The answer came from somewhere deeper than thought.
Always.
Shut up.
The hunger went quiet. They both knew it was right.
A voice answered from the shadows. Low and bored, like she’d interrupted something tedious.
"There goes a third of my paycheck."
Mio spun toward the sound.
A woman stepped out from behind a burned wagon. Gray ceremonial robes that might have been white once—faded script ran along the collar, prayers maybe, or names. The kind of thing you’d wear to a funeral. Or to make one.
Twin daggers hung at her hips, the handles wrapped in leather that shimmered faintly. Scales. Too large for any snake, too fine for any lizard Mio had ever seen.
She moved like smoke given form. Each step landed exactly where she meant it, silent even on the ash. A predator’s walk—no wasted motion, no sound.
"Although," the woman said, looking at the two bodies, then at Mio, "you might be worth the loss."
Her eyes found the obsidian arm and lingered. Then she inhaled, shallow and sharp.
"Ah." Her gaze narrowed. "You have one of their monstrosities inside you."
Then she yawned. Lazy yellow eyes caught the light of the three moons. Her ears were pointed, swept back against hair the color of ash.
An elf. An actual elf.
That’s definitely new.
[Engine: New Objective]
Eliminate hostile: 0/1
Mio looked at her and the number came.
28,000.
Her breath caught. Nearly as much accumulated life as the daemon that cost Kaito three years of his life.

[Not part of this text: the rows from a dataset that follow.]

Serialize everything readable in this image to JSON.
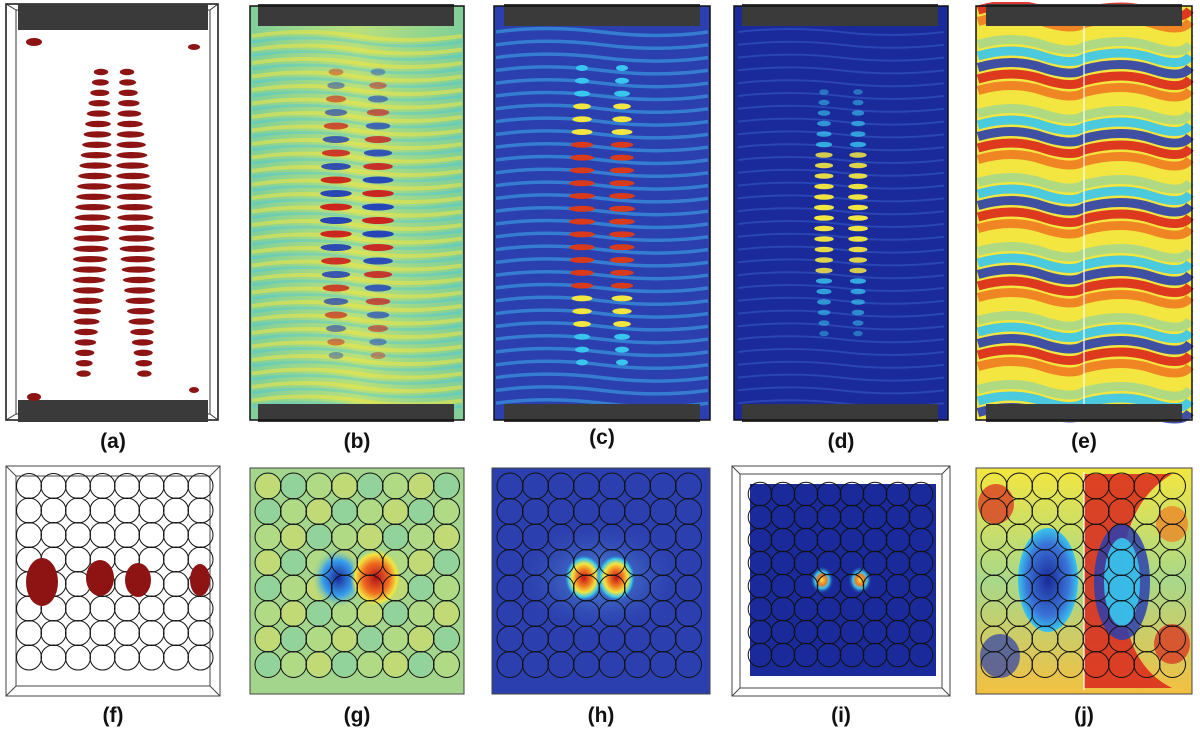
{
  "figure": {
    "panels": [
      {
        "id": "a",
        "label": "(a)",
        "view": "side",
        "render": "isosurface"
      },
      {
        "id": "b",
        "label": "(b)",
        "view": "side",
        "render": "field"
      },
      {
        "id": "c",
        "label": "(c)",
        "view": "side",
        "render": "magnitude"
      },
      {
        "id": "d",
        "label": "(d)",
        "view": "side",
        "render": "intensity"
      },
      {
        "id": "e",
        "label": "(e)",
        "view": "side",
        "render": "phase"
      },
      {
        "id": "f",
        "label": "(f)",
        "view": "top",
        "render": "isosurface"
      },
      {
        "id": "g",
        "label": "(g)",
        "view": "top",
        "render": "field"
      },
      {
        "id": "h",
        "label": "(h)",
        "view": "top",
        "render": "magnitude"
      },
      {
        "id": "i",
        "label": "(i)",
        "view": "top",
        "render": "intensity"
      },
      {
        "id": "j",
        "label": "(j)",
        "view": "top",
        "render": "phase"
      }
    ],
    "colors": {
      "dark_red": "#8e1414",
      "deep_blue": "#1a2a9a",
      "field_green": "#a8d88a",
      "yellow": "#f3e640",
      "red": "#d9261c",
      "cyan": "#38c6ee",
      "outline": "#111111"
    }
  }
}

The elf tilted her head. Studied Mio the way Mio studied monsters—looking for weaknesses, counting threats. Then she drew her daggers, casual as breathing.
"That arm, though." She gestured with the right one. "That’s new. Even for your kind."
Mio didn’t answer. Her mind was already running numbers. Exits, options.
There weren’t many.
The elf’s weight had shifted. Mori did the same thing before she struck—but Mori had handlers. Rules. Reasons to hold back.
This woman didn’t.
The elf used the left dagger to pick at her tooth. Mio could see the faintest drip of blood running down the edge.
"No matter." She rolled her neck, something popping. "Vessels always think they’re special."